On the circle with diameter $AB$, the point $M$ was selected and fixed. Then the point ${{Q} _ {i}}$ is selected, for which the chord $M {{Q} _ {i}}$ intersects $AB$ at the point ${{K} _ {i}}$ and thus $ \angle M {{K} _ {i}} B <90 {} ^ \circ$. A chord that is perpendicular to $AB$ and passes through the point ${{K} _ {i}}$ intersects the line $B {{Q} _ {i}}$ at the point ${{P } _ {i}}$. Prove that the points ${{P} _ {i}}$ in all possible choices of the point ${{Q} _ {i}}$ lie on the same line. (Igor Nagel)

Given the circle $x^{2}+y^{2}=r^{2}$ and $A(-r,0),B(r,0)$. Choose $M(r\cos \alpha,r\sin \alpha)$, the angle $\alpha$ is fixed.

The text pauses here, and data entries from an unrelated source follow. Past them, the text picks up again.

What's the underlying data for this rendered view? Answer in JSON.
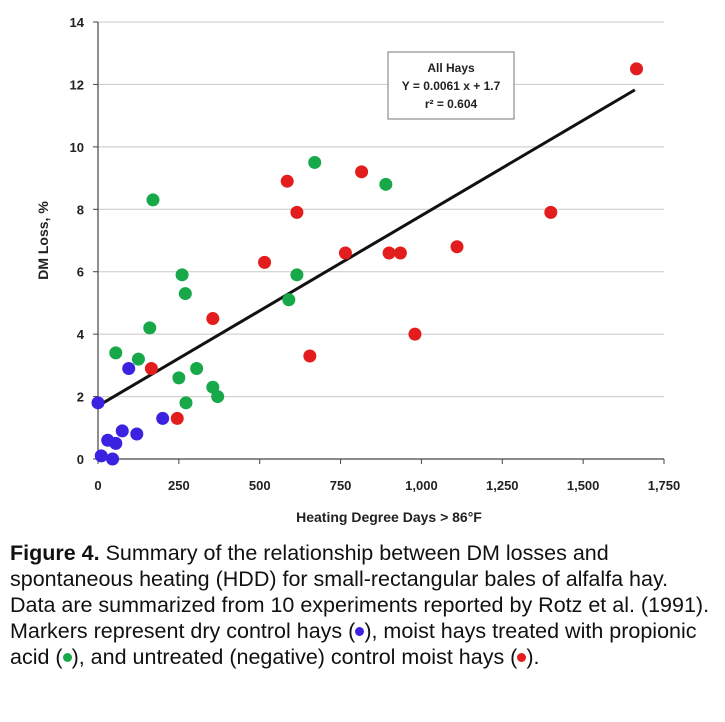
{
  "chart_data": {
    "type": "scatter",
    "xlabel": "Heating Degree Days > 86°F",
    "ylabel": "DM Loss, %",
    "xlim": [
      0,
      1750
    ],
    "ylim": [
      0,
      14
    ],
    "xticks": [
      0,
      250,
      500,
      750,
      1000,
      1250,
      1500,
      1750
    ],
    "xtick_labels": [
      "0",
      "250",
      "500",
      "750",
      "1,000",
      "1,250",
      "1,500",
      "1,750"
    ],
    "yticks": [
      0,
      2,
      4,
      6,
      8,
      10,
      12,
      14
    ],
    "ytick_labels": [
      "0",
      "2",
      "4",
      "6",
      "8",
      "10",
      "12",
      "14"
    ],
    "grid": "horizontal",
    "series": [
      {
        "color": "#3b22e0",
        "points": [
          {
            "x": 0,
            "y": 1.8
          },
          {
            "x": 10,
            "y": 0.1
          },
          {
            "x": 30,
            "y": 0.6
          },
          {
            "x": 45,
            "y": 0.0
          },
          {
            "x": 55,
            "y": 0.5
          },
          {
            "x": 75,
            "y": 0.9
          },
          {
            "x": 95,
            "y": 2.9
          },
          {
            "x": 120,
            "y": 0.8
          },
          {
            "x": 200,
            "y": 1.3
          }
        ]
      },
      {
        "color": "#17a84a",
        "points": [
          {
            "x": 55,
            "y": 3.4
          },
          {
            "x": 125,
            "y": 3.2
          },
          {
            "x": 160,
            "y": 4.2
          },
          {
            "x": 170,
            "y": 8.3
          },
          {
            "x": 250,
            "y": 2.6
          },
          {
            "x": 260,
            "y": 5.9
          },
          {
            "x": 270,
            "y": 5.3
          },
          {
            "x": 272,
            "y": 1.8
          },
          {
            "x": 305,
            "y": 2.9
          },
          {
            "x": 355,
            "y": 2.3
          },
          {
            "x": 370,
            "y": 2.0
          },
          {
            "x": 590,
            "y": 5.1
          },
          {
            "x": 615,
            "y": 5.9
          },
          {
            "x": 670,
            "y": 9.5
          },
          {
            "x": 890,
            "y": 8.8
          }
        ]
      },
      {
        "color": "#e31d1d",
        "points": [
          {
            "x": 165,
            "y": 2.9
          },
          {
            "x": 245,
            "y": 1.3
          },
          {
            "x": 355,
            "y": 4.5
          },
          {
            "x": 515,
            "y": 6.3
          },
          {
            "x": 585,
            "y": 8.9
          },
          {
            "x": 615,
            "y": 7.9
          },
          {
            "x": 655,
            "y": 3.3
          },
          {
            "x": 765,
            "y": 6.6
          },
          {
            "x": 815,
            "y": 9.2
          },
          {
            "x": 900,
            "y": 6.6
          },
          {
            "x": 935,
            "y": 6.6
          },
          {
            "x": 980,
            "y": 4.0
          },
          {
            "x": 1110,
            "y": 6.8
          },
          {
            "x": 1400,
            "y": 7.9
          },
          {
            "x": 1665,
            "y": 12.5
          }
        ]
      }
    ],
    "trendline": {
      "slope": 0.0061,
      "intercept": 1.7,
      "x_range": [
        0,
        1660
      ],
      "color": "#111111"
    },
    "annotation": {
      "lines": [
        "All Hays",
        "Y = 0.0061 x + 1.7",
        "r² = 0.604"
      ]
    }
  },
  "caption": {
    "label": "Figure 4.",
    "text_part1": " Summary of the relationship between DM losses and spontaneous heating (HDD) for small-rectangular bales of alfalfa hay. Data are summarized from 10 experiments reported by Rotz et al. (1991). Markers represent dry control hays (",
    "text_part2": "), moist hays treated with propionic acid (",
    "text_part3": "), and untreated (negative) control moist hays (",
    "text_part4": ").",
    "dot_colors": [
      "#3b22e0",
      "#17a84a",
      "#e31d1d"
    ]
  }
}
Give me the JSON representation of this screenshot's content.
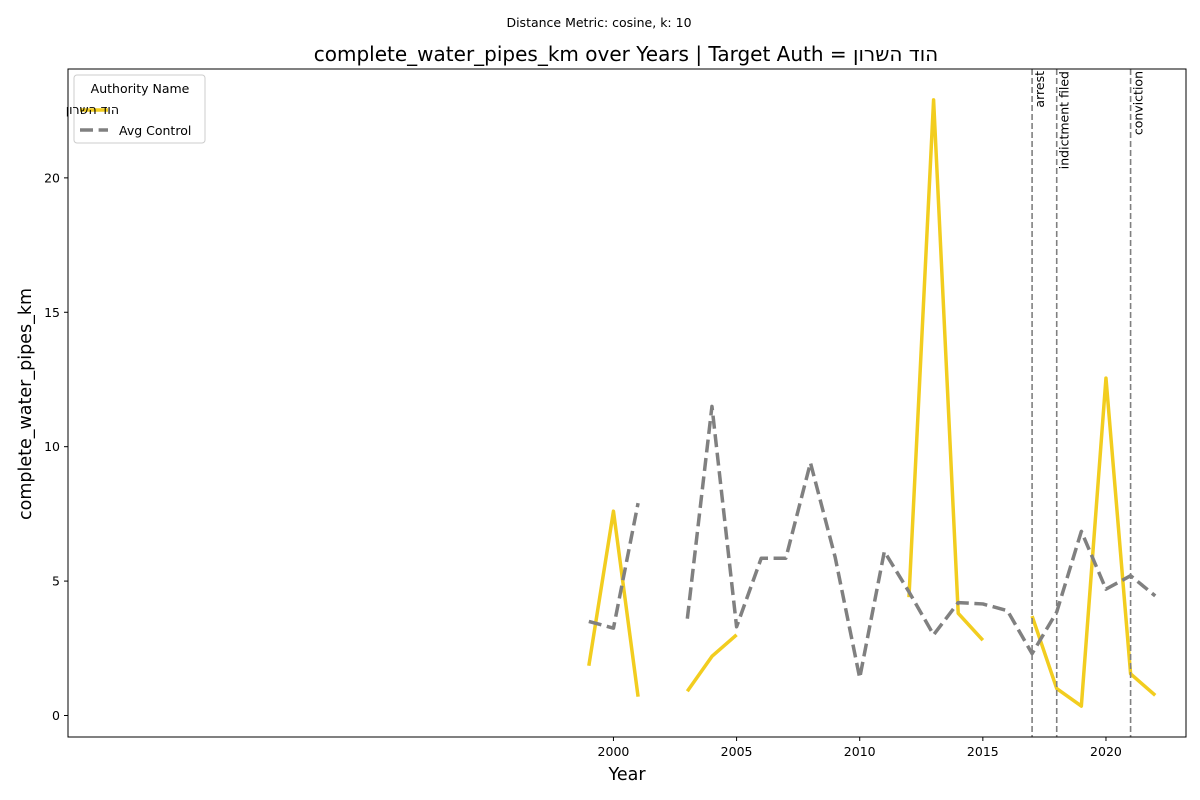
{
  "suptitle": "Distance Metric: cosine, k: 10",
  "chart_data": {
    "type": "line",
    "title": "complete_water_pipes_km over Years | Target Auth = הוד השרון",
    "xlabel": "Year",
    "ylabel": "complete_water_pipes_km",
    "xlim": [
      1977.85,
      2023.25
    ],
    "ylim": [
      -0.8,
      24.05
    ],
    "xticks": [
      2000,
      2005,
      2010,
      2015,
      2020
    ],
    "yticks": [
      0,
      5,
      10,
      15,
      20
    ],
    "grid": false,
    "legend": {
      "title": "Authority Name",
      "placement": "top-left"
    },
    "series": [
      {
        "name": "הוד השרון",
        "color": "#f2cd1f",
        "style": "solid",
        "points": [
          [
            1999,
            1.85
          ],
          [
            2000,
            7.6
          ],
          [
            2001,
            0.7
          ],
          [
            2002,
            null
          ],
          [
            2003,
            0.9
          ],
          [
            2004,
            2.2
          ],
          [
            2005,
            3.0
          ],
          [
            2006,
            null
          ],
          [
            2007,
            null
          ],
          [
            2008,
            null
          ],
          [
            2009,
            null
          ],
          [
            2010,
            null
          ],
          [
            2011,
            null
          ],
          [
            2012,
            4.4
          ],
          [
            2013,
            22.9
          ],
          [
            2014,
            3.8
          ],
          [
            2015,
            2.8
          ],
          [
            2016,
            null
          ],
          [
            2017,
            3.7
          ],
          [
            2018,
            1.0
          ],
          [
            2019,
            0.35
          ],
          [
            2020,
            12.55
          ],
          [
            2021,
            1.55
          ],
          [
            2022,
            0.75
          ]
        ]
      },
      {
        "name": "Avg Control",
        "color": "#808080",
        "style": "dashed",
        "points": [
          [
            1999,
            3.5
          ],
          [
            2000,
            3.25
          ],
          [
            2001,
            7.9
          ],
          [
            2002,
            null
          ],
          [
            2003,
            3.6
          ],
          [
            2004,
            11.5
          ],
          [
            2005,
            3.3
          ],
          [
            2006,
            5.85
          ],
          [
            2007,
            5.85
          ],
          [
            2008,
            9.4
          ],
          [
            2009,
            5.9
          ],
          [
            2010,
            1.4
          ],
          [
            2011,
            6.1
          ],
          [
            2012,
            4.6
          ],
          [
            2013,
            3.0
          ],
          [
            2014,
            4.2
          ],
          [
            2015,
            4.15
          ],
          [
            2016,
            3.9
          ],
          [
            2017,
            2.3
          ],
          [
            2018,
            3.85
          ],
          [
            2019,
            6.85
          ],
          [
            2020,
            4.7
          ],
          [
            2021,
            5.2
          ],
          [
            2022,
            4.45
          ]
        ]
      }
    ],
    "events": [
      {
        "x": 2017,
        "label": "arrest"
      },
      {
        "x": 2018,
        "label": "indictment filed"
      },
      {
        "x": 2021,
        "label": "conviction"
      }
    ]
  }
}
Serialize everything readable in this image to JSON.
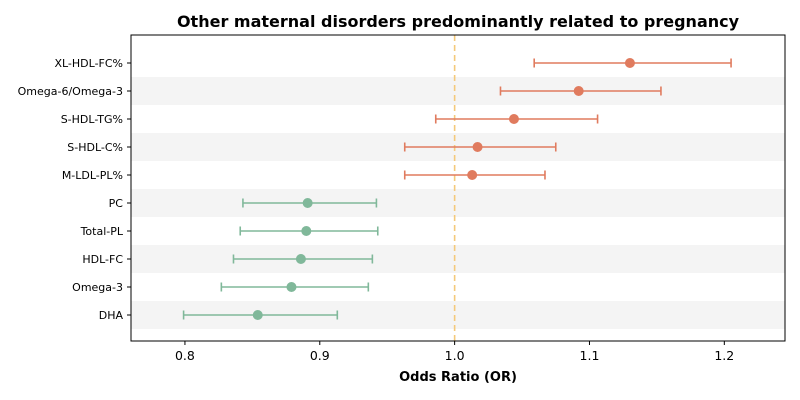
{
  "chart_data": {
    "type": "forest",
    "title": "Other maternal disorders predominantly related to pregnancy",
    "xlabel": "Odds Ratio (OR)",
    "xlim": [
      0.76,
      1.245
    ],
    "xticks": [
      0.8,
      0.9,
      1.0,
      1.1,
      1.2
    ],
    "xtick_labels": [
      "0.8",
      "0.9",
      "1.0",
      "1.1",
      "1.2"
    ],
    "reference_line": 1.0,
    "reference_color": "#f4c97a",
    "positive_color": "#e07b5e",
    "negative_color": "#80b89a",
    "band_color": "#f4f4f4",
    "categories": [
      "XL-HDL-FC%",
      "Omega-6/Omega-3",
      "S-HDL-TG%",
      "S-HDL-C%",
      "M-LDL-PL%",
      "PC",
      "Total-PL",
      "HDL-FC",
      "Omega-3",
      "DHA"
    ],
    "or": [
      1.13,
      1.092,
      1.044,
      1.017,
      1.013,
      0.891,
      0.89,
      0.886,
      0.879,
      0.854
    ],
    "ci_low": [
      1.059,
      1.034,
      0.986,
      0.963,
      0.963,
      0.843,
      0.841,
      0.836,
      0.827,
      0.799
    ],
    "ci_high": [
      1.205,
      1.153,
      1.106,
      1.075,
      1.067,
      0.942,
      0.943,
      0.939,
      0.936,
      0.913
    ],
    "grid": false
  }
}
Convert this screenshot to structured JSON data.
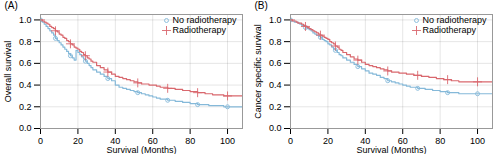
{
  "chart_data": [
    {
      "type": "step",
      "title": "(A)",
      "x_label": "Survival (Months)",
      "y_label": "Overall survival",
      "x": [
        0,
        1,
        2,
        3,
        4,
        5,
        6,
        7,
        8,
        9,
        10,
        11,
        12,
        13,
        14,
        15,
        16,
        17,
        18,
        19,
        20,
        21,
        22,
        23,
        24,
        25,
        26,
        27,
        28,
        30,
        32,
        34,
        36,
        38,
        40,
        42,
        44,
        46,
        48,
        50,
        52,
        54,
        56,
        58,
        60,
        62,
        64,
        66,
        68,
        70,
        72,
        74,
        76,
        78,
        80,
        82,
        84,
        86,
        88,
        90,
        92,
        94,
        96,
        98,
        100,
        102,
        104,
        106,
        108
      ],
      "series": [
        {
          "name": "No radiotherapy",
          "color": "#85b9d9",
          "marker": "circle",
          "values": [
            1.0,
            0.98,
            0.96,
            0.94,
            0.92,
            0.9,
            0.88,
            0.86,
            0.83,
            0.81,
            0.79,
            0.77,
            0.75,
            0.73,
            0.71,
            0.69,
            0.67,
            0.65,
            0.63,
            0.72,
            0.7,
            0.68,
            0.66,
            0.64,
            0.62,
            0.6,
            0.58,
            0.56,
            0.54,
            0.52,
            0.5,
            0.48,
            0.46,
            0.44,
            0.4,
            0.38,
            0.37,
            0.36,
            0.35,
            0.34,
            0.33,
            0.32,
            0.31,
            0.3,
            0.29,
            0.28,
            0.27,
            0.27,
            0.26,
            0.26,
            0.25,
            0.25,
            0.24,
            0.24,
            0.23,
            0.23,
            0.22,
            0.22,
            0.22,
            0.21,
            0.21,
            0.21,
            0.21,
            0.2,
            0.2,
            0.2,
            0.2,
            0.2,
            0.2
          ]
        },
        {
          "name": "Radiotherapy",
          "color": "#d9686e",
          "marker": "plus",
          "values": [
            1.0,
            0.99,
            0.98,
            0.97,
            0.96,
            0.94,
            0.93,
            0.92,
            0.9,
            0.89,
            0.87,
            0.86,
            0.84,
            0.83,
            0.81,
            0.8,
            0.78,
            0.77,
            0.75,
            0.74,
            0.73,
            0.71,
            0.7,
            0.68,
            0.67,
            0.65,
            0.64,
            0.62,
            0.61,
            0.58,
            0.56,
            0.54,
            0.52,
            0.5,
            0.48,
            0.47,
            0.46,
            0.45,
            0.44,
            0.43,
            0.42,
            0.41,
            0.41,
            0.4,
            0.4,
            0.39,
            0.38,
            0.38,
            0.37,
            0.37,
            0.36,
            0.36,
            0.35,
            0.35,
            0.34,
            0.34,
            0.33,
            0.33,
            0.32,
            0.32,
            0.31,
            0.31,
            0.31,
            0.3,
            0.3,
            0.3,
            0.3,
            0.3,
            0.3
          ]
        }
      ],
      "xlim": [
        0,
        108
      ],
      "xticks": [
        0,
        20,
        40,
        60,
        80,
        100
      ],
      "ylim": [
        0.0,
        1.05
      ],
      "yticks": [
        {
          "value": 0.0,
          "label": "0.0"
        },
        0.2,
        0.4,
        0.6,
        0.8,
        {
          "value": 1.0,
          "label": "1.0"
        }
      ],
      "grid": true,
      "legend": "upper right"
    },
    {
      "type": "step",
      "title": "(B)",
      "x_label": "Survival (Months)",
      "y_label": "Cancer specific survival",
      "x": [
        0,
        1,
        2,
        3,
        4,
        5,
        6,
        7,
        8,
        9,
        10,
        11,
        12,
        13,
        14,
        15,
        16,
        17,
        18,
        19,
        20,
        21,
        22,
        23,
        24,
        25,
        26,
        27,
        28,
        30,
        32,
        34,
        36,
        38,
        40,
        42,
        44,
        46,
        48,
        50,
        52,
        54,
        56,
        58,
        60,
        62,
        64,
        66,
        68,
        70,
        72,
        74,
        76,
        78,
        80,
        82,
        84,
        86,
        88,
        90,
        92,
        94,
        96,
        98,
        100,
        102,
        104,
        106,
        108
      ],
      "series": [
        {
          "name": "No radiotherapy",
          "color": "#85b9d9",
          "marker": "circle",
          "values": [
            1.0,
            0.99,
            0.98,
            0.98,
            0.97,
            0.96,
            0.95,
            0.94,
            0.93,
            0.92,
            0.91,
            0.9,
            0.88,
            0.87,
            0.86,
            0.85,
            0.84,
            0.82,
            0.81,
            0.8,
            0.78,
            0.77,
            0.75,
            0.73,
            0.72,
            0.7,
            0.68,
            0.67,
            0.65,
            0.63,
            0.61,
            0.59,
            0.57,
            0.55,
            0.53,
            0.51,
            0.5,
            0.49,
            0.47,
            0.46,
            0.44,
            0.43,
            0.42,
            0.41,
            0.4,
            0.39,
            0.38,
            0.38,
            0.37,
            0.37,
            0.36,
            0.36,
            0.35,
            0.35,
            0.34,
            0.34,
            0.33,
            0.33,
            0.33,
            0.32,
            0.32,
            0.32,
            0.32,
            0.32,
            0.32,
            0.32,
            0.32,
            0.32,
            0.32
          ]
        },
        {
          "name": "Radiotherapy",
          "color": "#d9686e",
          "marker": "plus",
          "values": [
            1.0,
            0.99,
            0.99,
            0.98,
            0.97,
            0.97,
            0.96,
            0.95,
            0.94,
            0.93,
            0.92,
            0.91,
            0.9,
            0.89,
            0.88,
            0.87,
            0.86,
            0.85,
            0.84,
            0.83,
            0.82,
            0.8,
            0.79,
            0.78,
            0.76,
            0.75,
            0.73,
            0.72,
            0.7,
            0.68,
            0.66,
            0.64,
            0.63,
            0.61,
            0.59,
            0.58,
            0.57,
            0.56,
            0.55,
            0.54,
            0.53,
            0.52,
            0.52,
            0.51,
            0.51,
            0.5,
            0.5,
            0.49,
            0.49,
            0.48,
            0.48,
            0.47,
            0.47,
            0.46,
            0.46,
            0.45,
            0.45,
            0.44,
            0.44,
            0.43,
            0.43,
            0.43,
            0.43,
            0.43,
            0.43,
            0.43,
            0.43,
            0.43,
            0.43
          ]
        }
      ],
      "xlim": [
        0,
        108
      ],
      "xticks": [
        0,
        20,
        40,
        60,
        80,
        100
      ],
      "ylim": [
        0.0,
        1.05
      ],
      "yticks": [
        {
          "value": 0.0,
          "label": "0.0"
        },
        0.2,
        0.4,
        0.6,
        0.8,
        {
          "value": 1.0,
          "label": "1.0"
        }
      ],
      "grid": true,
      "legend": "upper right"
    }
  ]
}
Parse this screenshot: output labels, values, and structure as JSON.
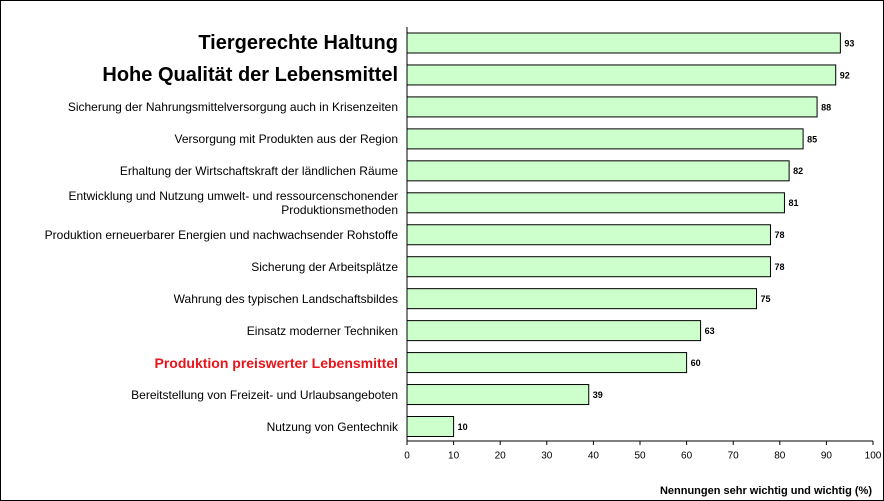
{
  "chart_data": {
    "type": "hbar",
    "x_label": "Nennungen sehr wichtig und wichtig (%)",
    "categories": [
      "Tiergerechte Haltung",
      "Hohe Qualität der Lebensmittel",
      "Sicherung der Nahrungsmittelversorgung auch in Krisenzeiten",
      "Versorgung mit Produkten aus der Region",
      "Erhaltung der Wirtschaftskraft der ländlichen Räume",
      "Entwicklung und Nutzung umwelt- und ressourcenschonender\nProduktionsmethoden",
      "Produktion erneuerbarer Energien und nachwachsender Rohstoffe",
      "Sicherung der Arbeitsplätze",
      "Wahrung des typischen Landschaftsbildes",
      "Einsatz moderner Techniken",
      "Produktion preiswerter Lebensmittel",
      "Bereitstellung von Freizeit- und Urlaubsangeboten",
      "Nutzung von Gentechnik"
    ],
    "values": [
      93,
      92,
      88,
      85,
      82,
      81,
      78,
      78,
      75,
      63,
      60,
      39,
      10
    ],
    "color": "#ccffcc",
    "xlim": [
      0,
      100
    ],
    "xticks": [
      0,
      10,
      20,
      30,
      40,
      50,
      60,
      70,
      80,
      90,
      100
    ]
  }
}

Take $Q(r\cos \beta,r\sin \beta)$. The line $MQ$ cuts the x-axis in the point $K(\frac{r\sin(\alpha-\beta)}{\sin \alpha-\sin \beta},0)$. The line $BQ\ :\ y=\frac{\sin \beta}{\cos \beta-1}(x-r)$ cuts $x=\frac{r\sin(\alpha-\beta)}{\sin \alpha-\sin \beta}$ in the point $P$. We must eliminate, from this two equations, $\cos \beta$ and $\sin \beta$. Using $\cos^{2}\beta+\sin^{2}\beta=1$, we find the locus of $P$, the line $x+\cot \frac{a}{2} \cdot y + r=0$.